July - August issue editorial by Thierry Heles, editor
Futurology is an inherently tricky but fascinating field – get it right and you are hailed a visionary, get it wrong and people will either forget or turn it into a joke. One of the former is science fiction author HG Wells’ prediction of aerial city bombardment in his future-history novel The Shape of Things to Come. One of the latter is a prediction by the New York Times in 1936 that “a rocket will never be able to leave the Earth’s atmosphere”.
Extrapolating future trends from past and present data is so difficult because one invention can have a fundamental impact. When Steve Jobs, late co-founder of consumer electronics group Apple, introduced the iPhone, it took the audience nearly a minute and a half to catch on to the fact that Apple had created an entirely new device and not, as Jobs misled them with his oratory skills, three separate products – an MP3 player, a phone and an internet communicator.
But what has become clear since that day in 2007 is that nobody in that room truly understood the importance of what had just happened. Jobs noted the ability to make phone calls was “the killer app” and the audience’s response to the internet functionality was muted.
But consider this – of those three core functionalities, the internet communicator was the most profound. In fact, the three most valuable venture-backed, private companies in existence today – payment processing company Ant Financial, ride-hailing app developer Uber and the latter’s peer Didi Chuxing – would not exist today if it were not for the iPhone and the subsequent proliferation of smartphones.

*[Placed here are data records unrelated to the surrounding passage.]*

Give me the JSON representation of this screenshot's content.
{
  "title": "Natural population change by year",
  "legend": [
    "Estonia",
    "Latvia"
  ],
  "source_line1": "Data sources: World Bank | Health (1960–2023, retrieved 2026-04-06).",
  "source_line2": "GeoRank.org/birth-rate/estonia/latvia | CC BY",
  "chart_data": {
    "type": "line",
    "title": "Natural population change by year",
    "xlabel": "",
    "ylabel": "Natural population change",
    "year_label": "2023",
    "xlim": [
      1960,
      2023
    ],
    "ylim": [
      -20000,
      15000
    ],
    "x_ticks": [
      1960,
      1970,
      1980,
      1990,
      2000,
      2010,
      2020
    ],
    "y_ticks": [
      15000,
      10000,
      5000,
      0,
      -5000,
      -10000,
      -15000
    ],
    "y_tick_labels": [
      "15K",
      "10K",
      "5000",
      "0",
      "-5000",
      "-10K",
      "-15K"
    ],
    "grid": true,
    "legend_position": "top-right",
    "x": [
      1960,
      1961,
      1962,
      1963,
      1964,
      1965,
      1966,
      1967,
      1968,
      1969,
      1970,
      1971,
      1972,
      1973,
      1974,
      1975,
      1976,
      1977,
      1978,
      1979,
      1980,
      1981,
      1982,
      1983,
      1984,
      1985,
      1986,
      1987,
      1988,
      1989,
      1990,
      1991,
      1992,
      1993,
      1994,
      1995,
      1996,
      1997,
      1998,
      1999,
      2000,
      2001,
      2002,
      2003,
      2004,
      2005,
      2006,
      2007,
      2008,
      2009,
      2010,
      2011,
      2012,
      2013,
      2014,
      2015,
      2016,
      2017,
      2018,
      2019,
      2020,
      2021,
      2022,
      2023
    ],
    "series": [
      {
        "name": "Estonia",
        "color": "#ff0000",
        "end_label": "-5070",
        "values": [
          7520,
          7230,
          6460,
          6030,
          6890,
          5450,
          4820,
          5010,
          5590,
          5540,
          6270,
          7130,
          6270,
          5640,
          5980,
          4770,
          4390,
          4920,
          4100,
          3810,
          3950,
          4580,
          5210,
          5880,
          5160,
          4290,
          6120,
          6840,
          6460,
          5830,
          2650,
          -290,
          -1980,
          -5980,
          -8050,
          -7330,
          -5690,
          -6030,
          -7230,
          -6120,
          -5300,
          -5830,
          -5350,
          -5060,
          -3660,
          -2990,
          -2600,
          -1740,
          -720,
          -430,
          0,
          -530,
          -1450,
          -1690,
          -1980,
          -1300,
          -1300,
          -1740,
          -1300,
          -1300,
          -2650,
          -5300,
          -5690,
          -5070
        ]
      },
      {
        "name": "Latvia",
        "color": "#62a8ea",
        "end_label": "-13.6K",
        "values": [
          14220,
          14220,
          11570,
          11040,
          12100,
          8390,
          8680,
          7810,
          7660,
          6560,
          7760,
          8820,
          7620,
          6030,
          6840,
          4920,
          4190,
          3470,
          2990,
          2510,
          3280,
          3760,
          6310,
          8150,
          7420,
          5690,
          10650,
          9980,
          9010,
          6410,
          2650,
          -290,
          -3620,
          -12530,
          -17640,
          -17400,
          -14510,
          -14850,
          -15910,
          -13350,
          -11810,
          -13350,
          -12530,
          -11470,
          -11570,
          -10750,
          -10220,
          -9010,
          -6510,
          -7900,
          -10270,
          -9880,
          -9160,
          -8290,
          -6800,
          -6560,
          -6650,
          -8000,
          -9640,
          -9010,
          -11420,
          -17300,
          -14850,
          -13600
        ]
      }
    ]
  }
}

With that caveat in mind, let us reiterate a view that Global University Venturing has expressed multiple times over the past year – technology transfer is going to break several records by the end of the decade.
Record number one: most deals in a calendar year.
Last month we broke through the milestone of more than 100 deals in spinouts, almost double the number of investments tracked during June 2017. Last year, GUV tracked 481 deals – the current record – but we are already at 409 this year.
Unless activity all but grinds to a halt in some sort of catastrophic scenario, the record will be broken this third quarter, which has already clocked more than 20 deals at the time of writing.
Record number two: most money invested in a calendar year.
Activity has been ramping up for a while – as reported in our 2013-17 data review in the May issue – and the first half of 2018 has brought us three months in which a total of more than $1bn was invested in spinouts for the first time since January 2016. Although $5.9bn raised in the first half of 2018 is still some way from 2014’s $7.2bn and 2015’s current record of $9.4bn, that amount is also more than halfway to both. If the total value per month drops to between $400m and $500m, as seen for much of last year, that is still an additional $2.4bn to $3bn. Even at the lower end of that scale, at least 2014’s record would be broken easily.
Both of these predictions assume there will not be another blockbuster spinout such as Juno Therapeutics – the immunotherapy firm that went from foundation in late 2013 to raising $310m in two rounds before listing on the stock exchange by the end of 2014 – or Imperial College London’s allergy treatment developer Circassia, which celebrated one of the UK’s biggest biotech initial public offerings in years when it floated in 2014 and raised $332m.
But just as it took only the iPhone to up-end startups in general, it would take only one such breakout success to make the above predictions come true. And there are likely to be technologies in the pipeline at multiple institutions that could turn out to be big money-makers. The increased investment activity should mean we will see them within the next 18 months.
Of course, there is a chance that all of this will turn out to be wrong. Wells made countless predictions in The Shape of Things to Come that did not turn out to be true, while Jobs made several assumptions during his time that turned out to be right. But it is a bet we will confidently take.